正如其他人提到的,真正的霍夫曼要求您首先分析整个语料库以获得最有效的编码,因此它通常不会单独使用。
可能在你出生后不久,我在 Psion Series 3 手持计算机上用 C 语言实现了霍夫曼压缩,以压缩预加载到数据包中并且仅在手持计算机上解压缩的数据。那个时候,空间紧张,也没有内置的压缩库。
与大多数明确指定的软件一样,我强烈考虑使用 iOS 内置的任何功能或开发环境中可用的标准包。
这将节省大量调试工作,并让您能够专注于应用程序中最重要的增值部分。
大量文本将适合 zip 式压缩。从长远来看,花费精力改善其性能(无论是空间还是时间)不太可能获得回报。
Yes, they are used in production.
As others have mentioned, true Huffman requires you to analyze the entire corpus first to get the most efficient encoding, so it isn't typically used by itself.
Probably shortly after you were born, I implemented Huffman compression on the Psion Series 3 handheld computer in C in order to compress data which was preloaded onto data packs and only decompressed on the handheld. In those days, space was tight and there was no built-in compression library.
Like most software which is well-specified, I would strongly consider using any feature built into the iOS or standard packages available in your development environment.
This will save a lot of debugging and allow you to concentrate on the most significant portions of your app which add value.
Large amounts of text will be amenable to zip-style compression. And it will be unlikely that spending effort improving its performance (in either space or time) will pay off in the long run.
iOS 有一个嵌入式机制来支持 zlib 算法(Objective-C 中的 zlib.h)。
您可以实现自己的压缩功能和 利用 iOS 嵌入式 zlib 函数。并比较性能。
我认为嵌入式 zlib 功能会更快并且会提供更高的压缩比。
There's an iOS embedded mechanism to support zlib algorithm (zlib.h in Objective-C).
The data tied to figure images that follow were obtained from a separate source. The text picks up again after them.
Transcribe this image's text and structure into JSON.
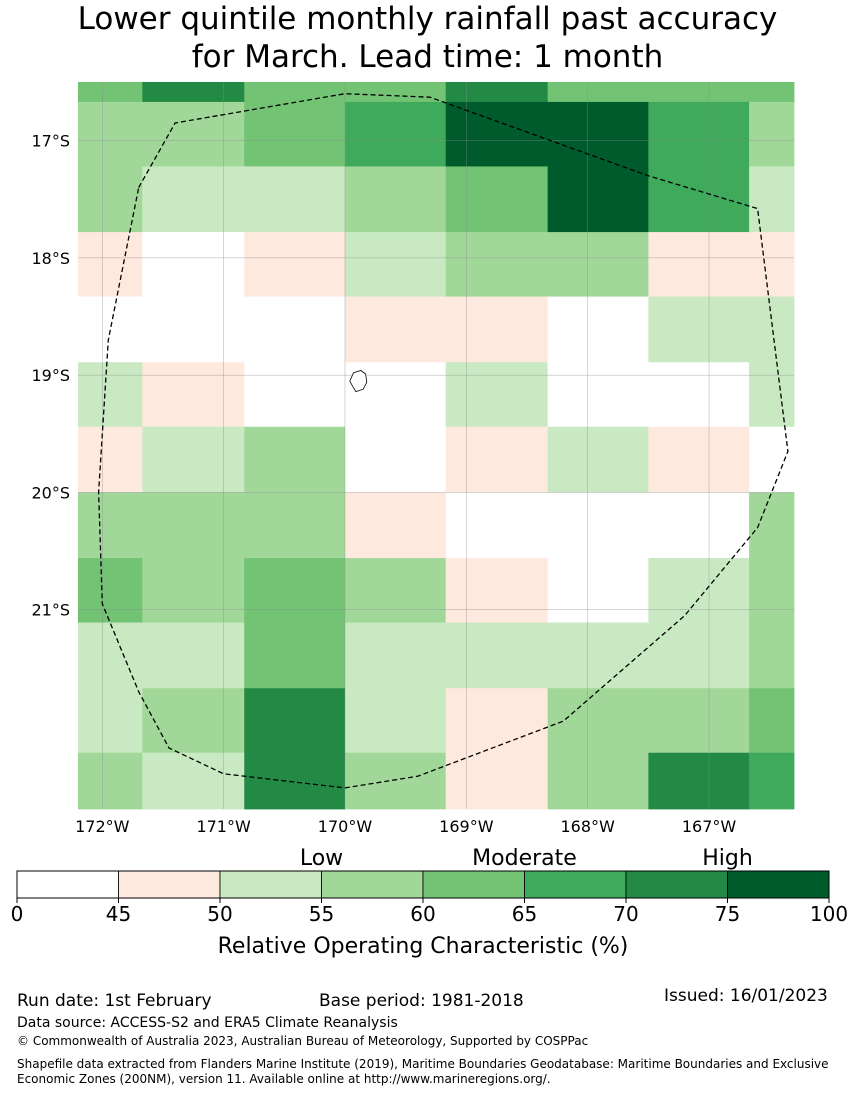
{
  "title_line1": "Lower quintile monthly rainfall past accuracy",
  "title_line2": "for March. Lead time: 1 month",
  "chart_data": {
    "type": "heatmap",
    "title": "Lower quintile monthly rainfall past accuracy for March. Lead time: 1 month",
    "x_range": [
      -172.2,
      -166.3
    ],
    "y_range": [
      -22.7,
      -16.5
    ],
    "x_ticks": [
      {
        "value": -172,
        "label": "172°W"
      },
      {
        "value": -171,
        "label": "171°W"
      },
      {
        "value": -170,
        "label": "170°W"
      },
      {
        "value": -169,
        "label": "169°W"
      },
      {
        "value": -168,
        "label": "168°W"
      },
      {
        "value": -167,
        "label": "167°W"
      }
    ],
    "y_ticks": [
      {
        "value": -17,
        "label": "17°S"
      },
      {
        "value": -18,
        "label": "18°S"
      },
      {
        "value": -19,
        "label": "19°S"
      },
      {
        "value": -20,
        "label": "20°S"
      },
      {
        "value": -21,
        "label": "21°S"
      }
    ],
    "col_edges": [
      -172.2,
      -171.67,
      -170.83,
      -170.0,
      -169.17,
      -168.33,
      -167.5,
      -166.67,
      -166.3
    ],
    "row_edges": [
      -16.5,
      -16.67,
      -17.22,
      -17.78,
      -18.33,
      -18.89,
      -19.44,
      -20.0,
      -20.56,
      -21.11,
      -21.67,
      -22.22,
      -22.7
    ],
    "class_edges": [
      0,
      45,
      50,
      55,
      60,
      65,
      70,
      75,
      100
    ],
    "class_colors": [
      "#ffffff",
      "#fee9df",
      "#c9e9c2",
      "#a1d899",
      "#73c374",
      "#40aa5c",
      "#238a45",
      "#005b2c"
    ],
    "grid_classes": [
      [
        4,
        6,
        4,
        4,
        6,
        4,
        4,
        4
      ],
      [
        3,
        3,
        4,
        5,
        7,
        7,
        5,
        3
      ],
      [
        3,
        2,
        2,
        3,
        4,
        7,
        5,
        2
      ],
      [
        1,
        0,
        1,
        2,
        3,
        3,
        1,
        1
      ],
      [
        0,
        0,
        0,
        1,
        1,
        0,
        2,
        2
      ],
      [
        2,
        1,
        0,
        0,
        2,
        0,
        0,
        2
      ],
      [
        1,
        2,
        3,
        0,
        1,
        2,
        1,
        0
      ],
      [
        3,
        3,
        3,
        1,
        0,
        0,
        0,
        3
      ],
      [
        4,
        3,
        4,
        3,
        1,
        0,
        2,
        3
      ],
      [
        2,
        2,
        4,
        2,
        2,
        2,
        2,
        3
      ],
      [
        2,
        3,
        6,
        2,
        1,
        3,
        3,
        4
      ],
      [
        3,
        2,
        6,
        3,
        1,
        3,
        6,
        5
      ]
    ],
    "boundary": [
      [
        -171.7,
        -17.4
      ],
      [
        -171.4,
        -16.85
      ],
      [
        -170.0,
        -16.6
      ],
      [
        -169.3,
        -16.63
      ],
      [
        -167.5,
        -17.3
      ],
      [
        -166.6,
        -17.58
      ],
      [
        -166.35,
        -19.65
      ],
      [
        -166.6,
        -20.3
      ],
      [
        -167.2,
        -21.05
      ],
      [
        -168.2,
        -21.95
      ],
      [
        -169.4,
        -22.42
      ],
      [
        -170.0,
        -22.52
      ],
      [
        -171.0,
        -22.4
      ],
      [
        -171.45,
        -22.18
      ],
      [
        -171.7,
        -21.7
      ],
      [
        -172.0,
        -20.95
      ],
      [
        -172.03,
        -20.0
      ],
      [
        -171.95,
        -18.7
      ],
      [
        -171.7,
        -17.4
      ]
    ],
    "island": [
      [
        -169.93,
        -18.98
      ],
      [
        -169.87,
        -18.96
      ],
      [
        -169.83,
        -18.99
      ],
      [
        -169.82,
        -19.06
      ],
      [
        -169.85,
        -19.12
      ],
      [
        -169.91,
        -19.14
      ],
      [
        -169.94,
        -19.09
      ],
      [
        -169.96,
        -19.05
      ],
      [
        -169.93,
        -18.98
      ]
    ],
    "colorbar": {
      "ticks": [
        0,
        45,
        50,
        55,
        60,
        65,
        70,
        75,
        100
      ],
      "categories": [
        {
          "label": "Low",
          "value": 55
        },
        {
          "label": "Moderate",
          "value": 65
        },
        {
          "label": "High",
          "value": 75
        }
      ],
      "label": "Relative Operating Characteristic (%)"
    }
  },
  "footer": {
    "run_date": "Run date: 1st February",
    "base_period": "Base period: 1981-2018",
    "issued": "Issued: 16/01/2023",
    "data_source": "Data source: ACCESS-S2 and ERA5 Climate Reanalysis",
    "copyright": "© Commonwealth of Australia 2023, Australian Bureau of Meteorology, Supported by COSPPac",
    "shapefile_line1": "Shapefile data extracted from Flanders Marine Institute (2019), Maritime Boundaries Geodatabase: Maritime Boundaries and Exclusive",
    "shapefile_line2": "Economic Zones (200NM), version 11. Available online at http://www.marineregions.org/."
  }
}
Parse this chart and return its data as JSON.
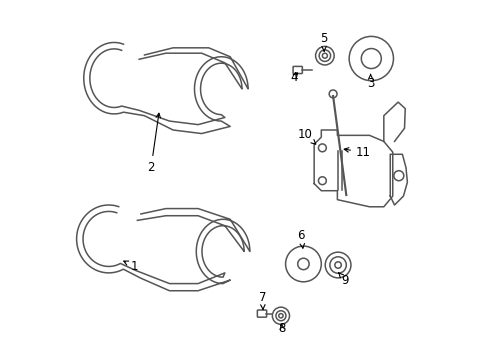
{
  "bg_color": "#ffffff",
  "line_color": "#555555",
  "text_color": "#000000",
  "figsize": [
    4.89,
    3.6
  ],
  "dpi": 100
}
You may implement your own compression functionality and utilize iOS embedded zlib functions. And compare the performance.
I think the embedded zlib functionality will be faster and will give higher compression ratio.
霍夫曼代码是许多“现实世界”生产算法的支柱。当今常见的压缩算法通过转换数据来提高压缩率,从而对霍夫曼代码进行了改进。当然,有许多特定于应用程序的技术可用于执行此操作。
至于是否应该使用霍夫曼代码,我的问题是,当您可以通过使用已经实现的第三方库实现更好的压缩和简化代码时,为什么要使用霍夫曼代码呢?
Huffman codes are the backbone to many "real world" production algorithms. The common compression algorithms today improve upon Huffman codes by transforming their data to improve compression ratios. Of course, there are many application specific techniques used to do this.
As for whether or not you should use Huffman codes, my question is why should you when you can achieve better compression and ease of code by using an already implemented 3rd party library?